Financial disparities are still propagated in the traditional employment realm of America today. With Blacks being paid significantly less for jobs, they are equally qualified alongside their White peers for, is blatant discrimination. According to the U.S. Bureau of Labor Statistics, Black Men are paid significantly less than White Men. The lack of income contributes to the need for more financial and health care assistance from the U.S. government. When a Black American doesn’t qualify for medical insurance through their employers, they are forced to seek other options that may affect your income taxes.
You would think the health care system in America was the one place everyone was treated equally, but it’s not. Unfortunately, stereotyping and subpar care have had deadly effects on Black Americans. Doctors were not taking health concerns of Blacks seriously, offering alternate medication because of the assumption that a Black patient may not be able to afford it, and incorrect diagnosis are all symptoms of malpractice that have attributed to costly consequences for the American health care system.

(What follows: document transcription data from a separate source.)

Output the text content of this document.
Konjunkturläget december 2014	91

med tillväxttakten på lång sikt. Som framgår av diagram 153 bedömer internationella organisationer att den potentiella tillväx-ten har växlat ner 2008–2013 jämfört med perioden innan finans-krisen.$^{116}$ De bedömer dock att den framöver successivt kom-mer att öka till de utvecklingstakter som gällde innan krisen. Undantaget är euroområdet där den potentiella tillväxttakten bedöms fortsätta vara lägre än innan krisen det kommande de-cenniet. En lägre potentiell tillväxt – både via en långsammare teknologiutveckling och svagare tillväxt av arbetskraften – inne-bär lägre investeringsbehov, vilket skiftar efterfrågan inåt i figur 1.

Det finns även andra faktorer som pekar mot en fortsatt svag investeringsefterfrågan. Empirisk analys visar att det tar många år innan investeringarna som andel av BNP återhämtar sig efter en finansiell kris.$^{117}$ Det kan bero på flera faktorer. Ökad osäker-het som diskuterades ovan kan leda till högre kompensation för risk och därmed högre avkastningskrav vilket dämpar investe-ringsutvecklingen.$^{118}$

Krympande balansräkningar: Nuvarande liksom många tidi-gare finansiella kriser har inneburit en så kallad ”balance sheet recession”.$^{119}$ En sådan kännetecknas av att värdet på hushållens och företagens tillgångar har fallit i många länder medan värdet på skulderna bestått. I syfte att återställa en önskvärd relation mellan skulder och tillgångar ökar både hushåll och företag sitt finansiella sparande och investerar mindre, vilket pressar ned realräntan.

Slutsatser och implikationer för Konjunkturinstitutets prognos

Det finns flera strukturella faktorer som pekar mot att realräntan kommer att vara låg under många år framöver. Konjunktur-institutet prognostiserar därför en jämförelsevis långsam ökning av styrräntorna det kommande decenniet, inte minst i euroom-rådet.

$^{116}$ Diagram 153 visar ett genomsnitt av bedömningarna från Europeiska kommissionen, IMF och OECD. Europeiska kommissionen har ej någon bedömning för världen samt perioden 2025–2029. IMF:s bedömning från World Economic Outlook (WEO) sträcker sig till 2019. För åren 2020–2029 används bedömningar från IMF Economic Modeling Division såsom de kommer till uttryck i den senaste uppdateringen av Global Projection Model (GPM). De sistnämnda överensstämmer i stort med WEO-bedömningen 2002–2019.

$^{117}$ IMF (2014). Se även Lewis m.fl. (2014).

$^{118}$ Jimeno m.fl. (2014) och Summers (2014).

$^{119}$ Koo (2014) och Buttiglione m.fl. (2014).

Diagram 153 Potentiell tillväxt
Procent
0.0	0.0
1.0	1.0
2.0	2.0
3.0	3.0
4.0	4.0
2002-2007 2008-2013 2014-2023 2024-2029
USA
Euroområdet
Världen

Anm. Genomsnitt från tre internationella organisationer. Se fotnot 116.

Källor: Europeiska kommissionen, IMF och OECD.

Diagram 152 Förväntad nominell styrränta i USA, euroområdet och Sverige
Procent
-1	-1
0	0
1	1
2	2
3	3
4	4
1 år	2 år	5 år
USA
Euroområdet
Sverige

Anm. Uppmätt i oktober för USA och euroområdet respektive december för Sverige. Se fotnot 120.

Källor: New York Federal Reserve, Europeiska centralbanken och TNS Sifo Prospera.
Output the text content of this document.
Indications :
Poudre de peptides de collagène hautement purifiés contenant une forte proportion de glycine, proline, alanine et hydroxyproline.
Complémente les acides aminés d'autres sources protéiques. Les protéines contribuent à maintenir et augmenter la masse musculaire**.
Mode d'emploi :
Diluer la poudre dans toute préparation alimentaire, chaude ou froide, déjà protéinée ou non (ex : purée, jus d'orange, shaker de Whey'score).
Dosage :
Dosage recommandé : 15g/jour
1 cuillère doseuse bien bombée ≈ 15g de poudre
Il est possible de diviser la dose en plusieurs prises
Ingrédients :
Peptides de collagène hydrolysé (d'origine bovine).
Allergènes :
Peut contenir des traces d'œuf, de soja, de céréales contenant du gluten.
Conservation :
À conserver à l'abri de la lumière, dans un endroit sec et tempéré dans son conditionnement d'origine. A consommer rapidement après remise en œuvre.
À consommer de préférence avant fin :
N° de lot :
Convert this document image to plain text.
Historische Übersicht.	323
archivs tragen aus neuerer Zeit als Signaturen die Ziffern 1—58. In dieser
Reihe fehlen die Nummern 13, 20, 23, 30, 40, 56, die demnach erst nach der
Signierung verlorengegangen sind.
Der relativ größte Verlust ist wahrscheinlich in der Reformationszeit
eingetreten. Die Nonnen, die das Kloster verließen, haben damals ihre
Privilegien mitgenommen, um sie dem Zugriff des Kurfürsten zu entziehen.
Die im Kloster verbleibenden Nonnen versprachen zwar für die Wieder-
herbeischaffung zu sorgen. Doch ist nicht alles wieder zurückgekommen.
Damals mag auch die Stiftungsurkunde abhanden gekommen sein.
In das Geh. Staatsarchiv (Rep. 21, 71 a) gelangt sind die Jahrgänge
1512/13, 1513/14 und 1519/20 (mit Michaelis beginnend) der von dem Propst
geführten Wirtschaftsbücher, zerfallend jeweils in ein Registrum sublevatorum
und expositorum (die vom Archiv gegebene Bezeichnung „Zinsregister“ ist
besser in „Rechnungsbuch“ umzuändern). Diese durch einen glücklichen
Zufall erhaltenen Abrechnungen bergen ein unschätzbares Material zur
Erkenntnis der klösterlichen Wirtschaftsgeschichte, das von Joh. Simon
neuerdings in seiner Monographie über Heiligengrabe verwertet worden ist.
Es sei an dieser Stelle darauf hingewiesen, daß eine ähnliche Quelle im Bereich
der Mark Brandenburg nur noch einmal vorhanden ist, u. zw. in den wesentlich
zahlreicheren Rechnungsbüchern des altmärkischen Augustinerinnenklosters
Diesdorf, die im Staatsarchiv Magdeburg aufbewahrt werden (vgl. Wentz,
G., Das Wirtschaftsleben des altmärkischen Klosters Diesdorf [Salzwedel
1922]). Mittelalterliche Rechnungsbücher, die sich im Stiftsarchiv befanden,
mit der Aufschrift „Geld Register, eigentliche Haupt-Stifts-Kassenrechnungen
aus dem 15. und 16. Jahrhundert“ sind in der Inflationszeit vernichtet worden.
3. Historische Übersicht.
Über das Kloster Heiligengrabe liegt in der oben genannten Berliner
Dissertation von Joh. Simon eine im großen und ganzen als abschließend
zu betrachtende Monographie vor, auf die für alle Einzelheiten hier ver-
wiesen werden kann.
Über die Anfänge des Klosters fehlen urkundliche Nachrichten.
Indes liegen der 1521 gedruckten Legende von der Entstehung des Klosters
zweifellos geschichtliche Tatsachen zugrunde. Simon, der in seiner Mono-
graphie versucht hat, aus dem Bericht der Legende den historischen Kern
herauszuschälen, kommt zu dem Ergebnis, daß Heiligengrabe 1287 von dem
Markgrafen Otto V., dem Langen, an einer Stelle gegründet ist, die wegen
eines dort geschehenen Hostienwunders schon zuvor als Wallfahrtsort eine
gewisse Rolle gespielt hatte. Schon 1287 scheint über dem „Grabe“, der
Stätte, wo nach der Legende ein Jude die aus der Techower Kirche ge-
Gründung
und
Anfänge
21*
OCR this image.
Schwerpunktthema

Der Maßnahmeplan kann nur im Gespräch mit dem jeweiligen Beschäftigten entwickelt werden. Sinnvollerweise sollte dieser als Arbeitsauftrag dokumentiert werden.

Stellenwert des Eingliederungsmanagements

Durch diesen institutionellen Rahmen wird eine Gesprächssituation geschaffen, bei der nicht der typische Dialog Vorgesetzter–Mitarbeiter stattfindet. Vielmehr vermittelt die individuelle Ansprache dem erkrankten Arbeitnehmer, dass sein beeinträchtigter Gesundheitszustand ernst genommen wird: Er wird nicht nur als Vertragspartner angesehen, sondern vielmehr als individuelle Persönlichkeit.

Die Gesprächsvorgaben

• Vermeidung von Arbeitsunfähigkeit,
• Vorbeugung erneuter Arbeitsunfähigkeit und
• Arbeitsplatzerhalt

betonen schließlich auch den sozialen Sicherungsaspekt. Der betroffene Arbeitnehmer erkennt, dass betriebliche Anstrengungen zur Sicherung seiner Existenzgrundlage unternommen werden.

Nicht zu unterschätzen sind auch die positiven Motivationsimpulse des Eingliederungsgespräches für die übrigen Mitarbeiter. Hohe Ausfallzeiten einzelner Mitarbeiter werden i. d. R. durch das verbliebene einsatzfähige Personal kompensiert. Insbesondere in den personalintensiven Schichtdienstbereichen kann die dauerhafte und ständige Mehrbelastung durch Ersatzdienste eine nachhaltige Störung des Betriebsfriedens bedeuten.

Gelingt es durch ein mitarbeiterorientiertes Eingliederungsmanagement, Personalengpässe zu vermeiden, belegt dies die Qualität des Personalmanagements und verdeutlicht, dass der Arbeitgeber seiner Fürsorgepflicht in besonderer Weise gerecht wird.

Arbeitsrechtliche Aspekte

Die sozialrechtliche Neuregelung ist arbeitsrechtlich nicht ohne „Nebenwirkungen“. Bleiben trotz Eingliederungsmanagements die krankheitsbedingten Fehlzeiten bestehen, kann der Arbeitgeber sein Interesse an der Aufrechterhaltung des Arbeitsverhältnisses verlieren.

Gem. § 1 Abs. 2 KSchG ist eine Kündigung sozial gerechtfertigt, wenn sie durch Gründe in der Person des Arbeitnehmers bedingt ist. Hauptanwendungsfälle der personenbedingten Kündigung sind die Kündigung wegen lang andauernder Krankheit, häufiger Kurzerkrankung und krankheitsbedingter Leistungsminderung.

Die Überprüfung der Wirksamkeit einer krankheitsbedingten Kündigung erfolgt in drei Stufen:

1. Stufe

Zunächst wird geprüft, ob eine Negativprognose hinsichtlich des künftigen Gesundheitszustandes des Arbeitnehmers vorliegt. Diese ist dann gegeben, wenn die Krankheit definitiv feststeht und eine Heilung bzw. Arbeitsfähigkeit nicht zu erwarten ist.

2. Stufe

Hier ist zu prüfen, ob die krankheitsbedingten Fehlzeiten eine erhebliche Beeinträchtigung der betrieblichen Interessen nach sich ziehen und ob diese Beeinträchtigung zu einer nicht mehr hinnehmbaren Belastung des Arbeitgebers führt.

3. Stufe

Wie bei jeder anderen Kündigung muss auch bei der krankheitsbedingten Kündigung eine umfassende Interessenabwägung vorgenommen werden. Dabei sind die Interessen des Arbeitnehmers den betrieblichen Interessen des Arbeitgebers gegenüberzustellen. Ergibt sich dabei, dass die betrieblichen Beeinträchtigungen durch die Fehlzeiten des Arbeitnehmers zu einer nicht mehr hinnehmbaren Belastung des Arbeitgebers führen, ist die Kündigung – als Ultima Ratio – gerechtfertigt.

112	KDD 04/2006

How do we change this? Furthermore, what does forward progression look like?
The Way Forward
Standing up for equality goes farther than protesting or voting. Being an active advocate for those being mistreated should be a priority to all of us. Don’t know how to do that? Try this:
- If you witness discrimination, say something: There’s no such thing as an innocent bystander when it comes to racism or discrimination.
- Donate to and volunteer for organizations that support Black Americans: Organizations like the Common Ground Foundation and Black Girls Code help advance education opportunities within predominantly black forums.
- Support Black-Owned Businesses: There are various ways you can support Black-owned businesses. You can purchase from them, share their company or product online, or recommend someone else patronize their business.
The cost of Oppression is America is high, but we have an opportunity to resolve this issue with evolution. Evolving the way we interact, do business with, and treat our fellow Americans is a start. We all have work to do. Together, we will leave our children a world they all deserve to live in; one equal and filled with love and unity.